Yuan Shi
Computer and Information Sciences Department
Room 305
Temple University (MS:38-24)
Philadelphia, PA 19122
shi@falcon.cis.temple.edu
215/204-6437(Voice) 215/204-5082(Fax)
October 1996
Researchers in the parallel processing community have been using Amdahl's
Law and Gustafson's Law to obtain estimated speedups as measures of parallel
program potential. In 1967, Amdahl's Law was used as an argument against
massively parallel processing. Since 1988 Gustafson's Law has been used
to justify massively parallel processing (MPP). Interestingly, a careful
analysis reveals that these two laws are in fact identical. The
well publicized arguments were resulted from misunderstandings of the nature
of both laws.
This paper establishes the mathematical equivalence between Amdahl's
Law and Gustafson's Law. We also focus on an often neglected prerequisite
to applying the Amdahl's Law: the serial and parallel programs must compute
the same total number of steps for the same input. There is a class of
commonly used algorithms for which this prerequisite is hard to satisfy.
For these algorithms, the law can be abused. A simple rule is provided
to identify these algorithms.
We conclude that the use of the "serial percentage" concept
in parallel performance evaluation is misleading. It has caused nearly
three decades of confusion in the parallel processing community. This confusion
disappears when processing times are used in the formulations. Therefore,
we suggest that time-based formulations would be the most appropriate for
parallel performance evaluation.
This page is intentionally left blank to confirm with the JIDP's typesetting requirement.
1. Introduction
In parallel program evaluation Amdahl's Law has been widely cited. The
analytical formulations in the literature, however, have caused much confusion
to the understanding of the nature of the law [2]. The best known misuse
was perhaps the argument against massively parallel processing (MPP) [1].
The key to Amdahl's Law is a serial processing percentage relative to
the overall program execution time using a single processor. Therefore
it is independent of the number of processors. It is then possible
to derive an upper bound of speedup when the number of processors (P)
approaches infinity. It seemed that small serial percentages, such as 0.01-0.05,
can restrict speedup to very small values. This observation had spread
much pessimism in the parallel processing community. Parallel computational
experiments indicate that many practical applications have indeed very
small serial percentages, much smaller than we had imagined.
Gustafson revealed that it was indeed possible to achieve more than
1000 fold speedup using 1024 processors [4]. This appeared to have "broken"
the Amdahl's Law and to have justified massively parallel processing.

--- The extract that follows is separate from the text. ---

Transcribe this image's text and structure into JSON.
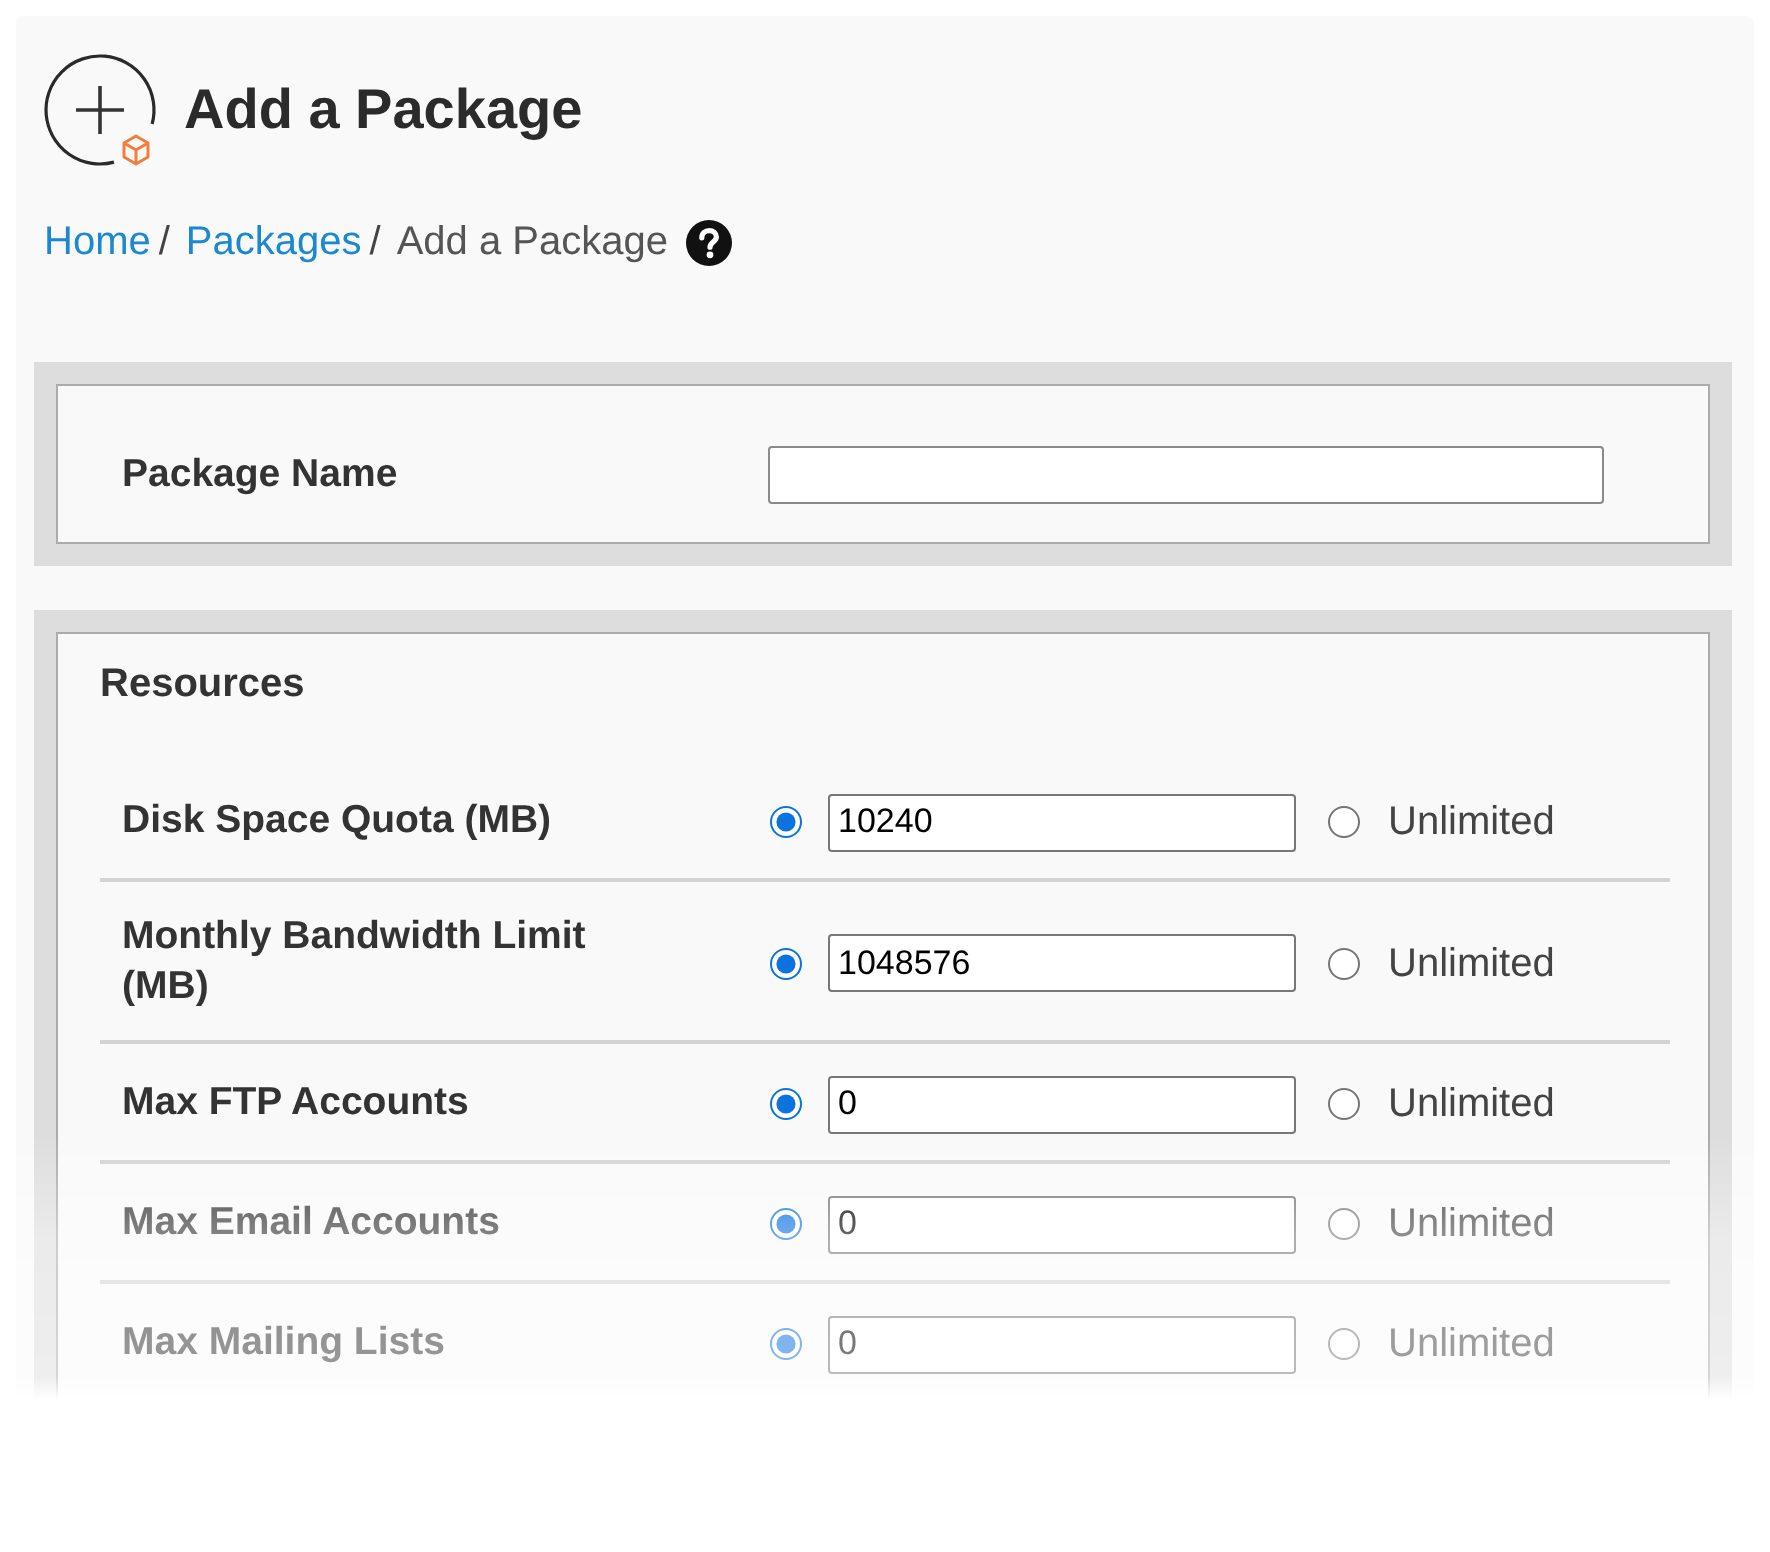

An alternative formulation was proposed. This is often referred to as
the Gustafson's Law [5] and has been widely refereed to as a "scaled
speedup measure". In Gustafson's formulation, a new serial percentage
is defined in reference to the overall processing time using P processors.
Therefore it is dependent on P. This P dependent serial
percentage is easier to obtain than that in Amdahl's formulation via computational
experiments. But mathematically, Gustafson's formulation cannot
be directly used to observe P's impact on speedup since it contains
a P dependent variable.
Unfortunately, many people have mistakenly considered the two serial
percentages are identical. Gustafson's original paper contains the same
error in claiming finding an exception to the Amdahl's Law..
A careful analysis reveals that these two serial percentages are directly
related by a simple equation. Translating the P dependent serial
percentage in Gustafson's formulation to P independent serial percentage
yields an identical formula as Amdahl's. This means that there is
really only one law but two different formulations. Much
of the publicized arguments were indeed misunderstandings resulted from
this confusion.
Another point often neglected is the prerequisite to applying Amdahl's Law. It requires the serial algorithm to retain its structure such that the same number of instructions are processed by both the serial and the parallel implementations for the same input. Often the parallel implementation is directly crafted from the corresponding serial implementation of the same algorithm.
We show that there exists a class of serial algorithms that cannot retain
its structure when partitioned. Parallel programs crafted from a serial
algorithm in this class can produce surprising results. For these cases,
the law is open to abuse. In this paper, we provide a simple rule for identifying
this class of non-structure persistent algorithms.
Finally we conclude that the use of the "serial percentage"
concept in parallel program evaluation is inappropriate for it has
caused much confusion in the parallel processing community for nearly three
decades. This confusion disappears when the processing times are used in
the formulations. Therefore we suggest that processing time based methods
would be the most appropriate for parallel performance evaluation.
2. Equivalence of Gustafson's Law and Amdahl's Law
For clarity, we define the following:
ts : Processing time of the serial part of a program (using 1 processor).
tp(1) : Processing time of the parallel part of the program using 1 processor.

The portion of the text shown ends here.